The study was conducted on over 3 000 HIV negative women in seven countries in Africa over a 48-week period. The initial results from clinical trials were released by the HIV Prevention Trials Network.
In the video below, Wits University announced the breakthrough in HIV prevention on Monday:
About 240 000 young women aged 15 to 24 are infected with HIV each year in South Africa our country.
The HIV drug study has shown that a long-acting injection is more effective than the current daily anti-retroviral pills to prevent HIV in women.
The trial, known as the H.P.T.N. 084 trial, was headed by Dr Sinead Delany Moretlwe. The results are seen as incredibly important for women, specifically on the continent.
Physician-scientist, Professor Linda-Gail Bekker speaks about the study:
HIV, TB services interruption could see massive deaths
Last month, the UN agency for HIV/AIDS (UNAIDS) said COVID-19 could lead to the deaths of half a million HIV-positive people in Sub-Saharan Africa if an interruption to HIV and TB services continue.
UNAIDS Deputy Executive Director Shannon Harder says, “Modelling that WHO and UNAIDS did projects that a six-month interruption of HIV treatment alone in sub-Saharan Africa could lead to massive loss of lives, 500 000 additional deaths this year alone bringing us to 2008 death levels. This could mean losing a decade of progress in just one year.”
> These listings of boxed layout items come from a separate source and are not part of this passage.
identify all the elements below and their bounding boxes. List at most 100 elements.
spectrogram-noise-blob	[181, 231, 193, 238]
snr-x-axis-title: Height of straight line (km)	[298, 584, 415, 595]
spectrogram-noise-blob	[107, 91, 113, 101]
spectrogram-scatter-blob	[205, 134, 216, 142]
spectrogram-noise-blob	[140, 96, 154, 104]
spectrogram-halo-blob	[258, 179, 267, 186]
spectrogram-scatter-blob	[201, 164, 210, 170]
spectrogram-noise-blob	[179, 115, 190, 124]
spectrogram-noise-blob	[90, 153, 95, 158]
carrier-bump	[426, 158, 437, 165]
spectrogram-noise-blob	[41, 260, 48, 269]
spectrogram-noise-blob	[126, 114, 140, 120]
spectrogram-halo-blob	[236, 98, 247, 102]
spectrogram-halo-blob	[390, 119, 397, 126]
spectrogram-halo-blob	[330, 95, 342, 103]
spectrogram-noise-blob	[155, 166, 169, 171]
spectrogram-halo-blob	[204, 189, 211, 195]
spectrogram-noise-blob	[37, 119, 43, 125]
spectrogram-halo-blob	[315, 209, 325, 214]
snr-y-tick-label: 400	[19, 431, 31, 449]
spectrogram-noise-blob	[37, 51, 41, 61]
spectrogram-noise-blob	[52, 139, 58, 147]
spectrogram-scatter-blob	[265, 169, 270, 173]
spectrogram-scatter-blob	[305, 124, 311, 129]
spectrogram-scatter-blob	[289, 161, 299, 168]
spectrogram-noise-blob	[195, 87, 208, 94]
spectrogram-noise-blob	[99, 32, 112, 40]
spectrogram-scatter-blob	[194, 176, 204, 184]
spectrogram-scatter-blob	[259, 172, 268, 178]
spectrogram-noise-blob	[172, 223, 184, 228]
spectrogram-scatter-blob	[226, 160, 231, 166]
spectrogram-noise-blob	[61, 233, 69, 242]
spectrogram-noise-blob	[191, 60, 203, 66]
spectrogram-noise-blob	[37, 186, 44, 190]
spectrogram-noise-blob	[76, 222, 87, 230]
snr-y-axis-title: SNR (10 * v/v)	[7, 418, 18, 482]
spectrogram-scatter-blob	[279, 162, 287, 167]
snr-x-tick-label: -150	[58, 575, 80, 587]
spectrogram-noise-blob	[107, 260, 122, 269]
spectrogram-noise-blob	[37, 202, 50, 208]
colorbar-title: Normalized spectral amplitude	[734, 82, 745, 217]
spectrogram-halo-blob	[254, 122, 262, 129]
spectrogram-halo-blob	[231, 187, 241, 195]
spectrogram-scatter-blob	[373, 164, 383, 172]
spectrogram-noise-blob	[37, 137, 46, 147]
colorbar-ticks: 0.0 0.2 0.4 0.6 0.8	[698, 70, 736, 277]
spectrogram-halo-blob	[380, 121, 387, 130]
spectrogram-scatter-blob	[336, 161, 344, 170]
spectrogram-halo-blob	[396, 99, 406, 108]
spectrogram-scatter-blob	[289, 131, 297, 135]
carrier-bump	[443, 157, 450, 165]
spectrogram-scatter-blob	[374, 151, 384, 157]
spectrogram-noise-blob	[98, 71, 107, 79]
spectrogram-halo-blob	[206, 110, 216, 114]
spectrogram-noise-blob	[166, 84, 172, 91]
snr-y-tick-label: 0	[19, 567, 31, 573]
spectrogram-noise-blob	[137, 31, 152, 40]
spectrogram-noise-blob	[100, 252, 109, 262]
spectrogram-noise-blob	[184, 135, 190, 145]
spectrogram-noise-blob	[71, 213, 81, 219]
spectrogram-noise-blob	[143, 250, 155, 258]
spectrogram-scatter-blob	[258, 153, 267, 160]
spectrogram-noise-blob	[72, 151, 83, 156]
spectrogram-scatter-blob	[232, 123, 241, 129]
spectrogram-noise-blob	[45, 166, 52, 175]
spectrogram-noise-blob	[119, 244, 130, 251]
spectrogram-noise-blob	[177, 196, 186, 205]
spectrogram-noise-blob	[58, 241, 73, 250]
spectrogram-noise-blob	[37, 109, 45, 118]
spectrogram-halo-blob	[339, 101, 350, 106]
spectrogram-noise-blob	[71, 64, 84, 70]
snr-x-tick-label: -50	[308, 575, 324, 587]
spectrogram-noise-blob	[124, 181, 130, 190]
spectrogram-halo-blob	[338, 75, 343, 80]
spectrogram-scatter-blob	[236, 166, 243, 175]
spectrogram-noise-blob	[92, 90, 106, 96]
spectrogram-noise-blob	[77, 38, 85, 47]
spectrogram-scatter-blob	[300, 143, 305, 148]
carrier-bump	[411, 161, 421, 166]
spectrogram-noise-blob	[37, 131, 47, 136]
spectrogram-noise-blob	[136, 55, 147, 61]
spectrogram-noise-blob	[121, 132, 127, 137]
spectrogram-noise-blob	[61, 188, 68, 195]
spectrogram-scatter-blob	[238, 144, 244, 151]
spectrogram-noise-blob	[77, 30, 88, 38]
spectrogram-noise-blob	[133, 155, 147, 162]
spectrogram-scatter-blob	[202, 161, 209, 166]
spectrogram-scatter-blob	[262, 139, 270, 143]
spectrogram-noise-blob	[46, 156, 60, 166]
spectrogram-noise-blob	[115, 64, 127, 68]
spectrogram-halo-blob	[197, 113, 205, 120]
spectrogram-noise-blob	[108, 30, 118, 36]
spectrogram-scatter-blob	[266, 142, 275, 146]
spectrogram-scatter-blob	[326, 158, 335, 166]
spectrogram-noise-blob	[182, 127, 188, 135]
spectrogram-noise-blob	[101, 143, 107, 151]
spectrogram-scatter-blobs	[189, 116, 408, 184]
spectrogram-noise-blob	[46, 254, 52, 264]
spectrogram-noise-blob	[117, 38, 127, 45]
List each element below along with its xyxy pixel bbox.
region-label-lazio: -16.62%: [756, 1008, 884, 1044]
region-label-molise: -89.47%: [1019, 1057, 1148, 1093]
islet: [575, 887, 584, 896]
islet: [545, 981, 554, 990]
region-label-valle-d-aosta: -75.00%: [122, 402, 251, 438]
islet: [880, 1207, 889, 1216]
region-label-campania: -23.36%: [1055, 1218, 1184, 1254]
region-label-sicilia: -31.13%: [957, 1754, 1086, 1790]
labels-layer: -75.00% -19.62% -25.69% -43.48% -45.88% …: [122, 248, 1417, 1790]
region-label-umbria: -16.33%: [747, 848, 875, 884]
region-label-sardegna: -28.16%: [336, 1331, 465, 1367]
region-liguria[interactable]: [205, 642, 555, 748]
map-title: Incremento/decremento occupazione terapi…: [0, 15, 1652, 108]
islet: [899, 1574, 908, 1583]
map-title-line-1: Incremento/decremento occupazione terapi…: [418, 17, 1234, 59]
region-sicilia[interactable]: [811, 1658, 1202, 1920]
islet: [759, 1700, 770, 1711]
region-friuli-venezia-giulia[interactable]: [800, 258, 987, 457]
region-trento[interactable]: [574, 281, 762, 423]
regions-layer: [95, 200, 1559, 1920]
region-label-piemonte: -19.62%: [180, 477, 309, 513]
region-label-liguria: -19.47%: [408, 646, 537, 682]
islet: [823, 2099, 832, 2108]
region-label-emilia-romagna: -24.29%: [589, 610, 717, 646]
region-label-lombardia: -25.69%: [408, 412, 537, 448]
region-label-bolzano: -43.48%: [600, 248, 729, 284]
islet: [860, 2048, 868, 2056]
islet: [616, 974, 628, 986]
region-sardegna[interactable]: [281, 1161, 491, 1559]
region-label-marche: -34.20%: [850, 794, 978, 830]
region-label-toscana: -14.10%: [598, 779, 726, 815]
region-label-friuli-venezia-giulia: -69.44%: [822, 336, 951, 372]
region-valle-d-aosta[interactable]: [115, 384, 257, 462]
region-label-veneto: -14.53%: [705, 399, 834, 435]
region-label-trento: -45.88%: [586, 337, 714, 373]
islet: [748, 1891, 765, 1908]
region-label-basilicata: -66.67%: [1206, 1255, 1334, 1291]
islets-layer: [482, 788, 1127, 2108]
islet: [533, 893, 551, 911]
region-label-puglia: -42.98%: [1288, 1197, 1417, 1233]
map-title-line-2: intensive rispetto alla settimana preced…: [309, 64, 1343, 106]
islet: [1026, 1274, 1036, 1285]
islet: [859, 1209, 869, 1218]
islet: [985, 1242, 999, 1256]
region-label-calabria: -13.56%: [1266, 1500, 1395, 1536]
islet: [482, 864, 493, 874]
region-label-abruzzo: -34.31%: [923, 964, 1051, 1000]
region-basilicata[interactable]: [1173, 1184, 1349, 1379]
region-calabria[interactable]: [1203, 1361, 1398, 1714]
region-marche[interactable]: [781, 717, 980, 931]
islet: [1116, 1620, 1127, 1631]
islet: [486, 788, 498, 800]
She said in the past 10 years they’ve made great progress in reducing the impact of TB on people living with HIV, even though TB remains the leading cause of death among people living with HIV.
“We had about 208 000 deaths among people living with HIV from TB in 2019 – that’s 33% of all AIDS deaths. The good news is this is down from over 570 000 deaths in 2010. TB used to cause nearly half of all AIDS-related deaths – that’s a 63% reduction in deaths from TB since 2010 but even with that, we are not doing enough and properly treat active TB among people living with HIV, with half of HIV/TB cases still being missed this year.”
More studies are expected to take place before the regiment is made available to the public.